Für solche Klientel werden inzwischen Fortbildungen angeboten. "Sexueller Missbrauch kommt in der Ausbildung von Erzieherinnen und Sozialarbeiterinnen nämlich nicht vor", sagt die Mitarbeiterin für Prävention, Sigrid Mattauch.

"Weil sexueller Missbrauch keine sichtbaren Spuren hinterlässt, erscheint das Opfer oft nicht glaubwürdig", sagt Mattauch. Ihre Kollegin Reinhild Beermann hat beispielsweise rund 15 Kinder und Jugendliche auf ihre Zeugenaussage in Missbrauchsprozessen vorbereitet.

"Dabei muss man denen klar machen, dass es nicht läuft, wie bei den Gerichtssendungen im Fernsehen." Viele fürchten sogar, dass ihr Prozess im TV zu sehen sein wird. Beerman zeigt den Kindern und Teenagern das Gerichtsgebäude, stellt ihnen kurz den Richter vor und macht ihnen klar, dass ein Freispruch für den Angeklagten nicht bedeutet, dass der Missbrauch nicht stattgefunden hat.

Auch das neue Projekt "Mobile Beratung" ergibt sich aus den Erfahrungen der Vergangenheit. "Da rufen Lehrer an, weil sich ein Jugendlicher beispielsweise im Rahmen einer Projektarbeit offenbart hat, und sie wissen nicht, was sie tun sollen."

Sie befürchten außerdem, dass sie den Weg in die Beratungsstelle alleine nicht schaffen werden, berichtet Brigitte Bialojahn. Wenn irgend möglich, fährt eine Kollegin aus dem Team dann hin und nimmt den Faden sofort auf. "Aber zwei von uns haben kein Auto", benennt sie ganz praktische Schwierigkeiten. Insgesamt ist die Finanzierung schwierig. Einen großen Teil der Kosten versucht der Verein, über Spenden zu finanzieren.
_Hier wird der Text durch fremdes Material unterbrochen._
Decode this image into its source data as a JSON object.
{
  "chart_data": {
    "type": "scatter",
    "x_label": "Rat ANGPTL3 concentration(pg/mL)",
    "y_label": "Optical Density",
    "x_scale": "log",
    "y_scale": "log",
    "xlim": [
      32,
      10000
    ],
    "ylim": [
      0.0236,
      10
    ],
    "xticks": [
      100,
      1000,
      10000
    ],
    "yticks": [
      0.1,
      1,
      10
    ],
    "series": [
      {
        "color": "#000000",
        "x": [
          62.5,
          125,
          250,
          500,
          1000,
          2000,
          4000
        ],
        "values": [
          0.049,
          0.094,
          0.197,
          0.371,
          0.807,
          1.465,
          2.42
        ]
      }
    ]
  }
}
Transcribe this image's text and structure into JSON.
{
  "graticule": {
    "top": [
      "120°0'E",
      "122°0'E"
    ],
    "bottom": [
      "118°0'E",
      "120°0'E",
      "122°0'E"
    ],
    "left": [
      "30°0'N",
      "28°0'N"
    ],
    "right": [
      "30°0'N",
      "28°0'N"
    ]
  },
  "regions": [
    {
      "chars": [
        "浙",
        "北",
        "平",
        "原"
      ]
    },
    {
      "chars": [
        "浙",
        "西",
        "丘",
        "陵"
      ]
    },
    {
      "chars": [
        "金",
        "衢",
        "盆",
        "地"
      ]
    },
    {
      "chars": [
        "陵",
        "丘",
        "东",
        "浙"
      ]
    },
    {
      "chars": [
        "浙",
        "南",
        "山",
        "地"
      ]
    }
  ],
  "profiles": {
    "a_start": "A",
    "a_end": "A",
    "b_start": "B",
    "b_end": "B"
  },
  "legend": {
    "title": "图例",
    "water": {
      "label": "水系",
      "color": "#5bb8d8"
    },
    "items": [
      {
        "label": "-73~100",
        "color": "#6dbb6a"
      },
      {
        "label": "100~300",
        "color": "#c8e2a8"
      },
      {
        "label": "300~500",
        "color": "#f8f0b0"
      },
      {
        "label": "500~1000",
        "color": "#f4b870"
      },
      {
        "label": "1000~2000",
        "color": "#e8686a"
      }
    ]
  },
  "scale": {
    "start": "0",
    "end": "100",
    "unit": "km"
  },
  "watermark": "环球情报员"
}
Wieviel der bei ihm bekannt gewordenen Fälle zur Anzeige kommen, hält der Verein nicht nach. Hilfe für die Betroffenen sei etwas anderes als strafrechtliche Verfolgung. Wichtiger sei, die Kinder und Jugendlichen aus dem schädlichen Umfeld herauszuholen. Dabei arbeitet der Verein intensiv mit dem Jugendamt zusammen.